A Tall (Building) Story

It started in ancient Egypt with the construction of the Great Pyramid at Giza which for many centuries was the tallest structure in the world at approximately 150 meters. This was eventually overtaken by the Eiffel Tower in Paris at approximately 300 meters. It is, however, debatable whether these two structures are buildings.

The Empire State Building in New York set the benchmark for design and construction of tall buildings. This building was to change the New York skyline and its famous viewing deck was featured in a number of popular movies such as “An affair to remember” and ‘Sleepless in Seattle’. The latter half of the previous century witnessed the design and construction of the Petronas Towers in Kuala Lumpur (Malaysia), Taipei 101 (Taiwan), the World Trade Centre (New York) and the Willis Tower (formerly the Sears building) in Chicago, all ranging from 400 to 600 meters in height. Tall radio and television towers particularly those in Warsaw (Poland) and Toronto (Canada) subsequently topped the 600 meter mark.

When opened on 4 January 2010 the 828 meter and 160 storeys, Burj Dubai (now renamed Burj Khalifa) officially became the tallest building in the world. The building was designed by Architect Adrian Smith, a former partner in the Chicago office of Skidmore, Owings & Merrill. The conically shaped building can be seen at a distance of 95 km.

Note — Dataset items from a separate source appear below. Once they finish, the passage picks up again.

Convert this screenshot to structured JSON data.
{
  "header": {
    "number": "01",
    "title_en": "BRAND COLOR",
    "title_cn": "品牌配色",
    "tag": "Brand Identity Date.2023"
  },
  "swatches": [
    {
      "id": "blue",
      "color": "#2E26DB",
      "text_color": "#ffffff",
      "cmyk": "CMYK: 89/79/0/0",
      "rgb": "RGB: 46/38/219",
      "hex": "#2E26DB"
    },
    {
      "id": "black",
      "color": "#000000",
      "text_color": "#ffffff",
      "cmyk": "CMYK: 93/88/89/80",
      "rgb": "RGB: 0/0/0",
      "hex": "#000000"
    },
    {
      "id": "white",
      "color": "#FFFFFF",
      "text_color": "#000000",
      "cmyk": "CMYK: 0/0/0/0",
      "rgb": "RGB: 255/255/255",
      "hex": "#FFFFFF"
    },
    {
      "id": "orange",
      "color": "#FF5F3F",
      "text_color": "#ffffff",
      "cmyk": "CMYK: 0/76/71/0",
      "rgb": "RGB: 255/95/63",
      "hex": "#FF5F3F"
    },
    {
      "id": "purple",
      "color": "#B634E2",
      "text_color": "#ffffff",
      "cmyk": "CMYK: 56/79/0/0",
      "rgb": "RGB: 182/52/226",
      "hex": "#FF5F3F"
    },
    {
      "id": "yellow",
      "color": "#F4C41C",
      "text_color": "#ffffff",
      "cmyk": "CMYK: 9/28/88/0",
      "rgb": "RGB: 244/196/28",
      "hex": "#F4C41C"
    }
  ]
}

Construction of the building commenced during 2004. A total of 2 300m³ concrete and 31 400 ton of reinforcing steel was used in construction. The aluminium and glass fa├žade totals 24 348 panels on a 132 190m² wall area including 103 000m² double glazed windows sufficient to cover 14 football pitches. Some 15 500m² of stainless steel was used.

The building is serviced by 54 lifts moving at a speed of 10 meters per second. The airconditioning plants can produce 12 750 ton of ice a day. The developers are Emaar Properties, which is 30 percent owned by the Dubai Government. Emaar is the largest property developer in the Middle East and Africa. Due to the recent deadline of the Dubai Property market, the ruler of neighbouring Abu Dhabi came to the rescue – hence the change of name of the building from Burj Dubai to Burj Khalifa. Sheikh Khalifa Bin Zayed A1 Nahyan has ruled Abu Dhabi since 2004 and is also President of the United Arab Emirates. The Sheikh is highly regarded.

Burj Khalifa is a mixed use building housing retail outlets, 1044 residential apartments, 37 floors of office space and a 160 room luxury Armani Hotel.

It will also boast the worlds highest mosque and swimming pools on the 158 and 76 floors respectively. When operational it is expected that 12 000 people will live or work in the building complex. The Burj Khalifa is surrounded by a man-made lake, where the world’s tallest fountains, at night, gush to the sound of Opera, Arabian and Indian music.

To provide some perspective, the Carlton Centre in downtown Johannesburg is the tallest building in Africa but does not even feature in the 100 tallest buildings in the world as it only reaches 222.51 meters in height above ground level.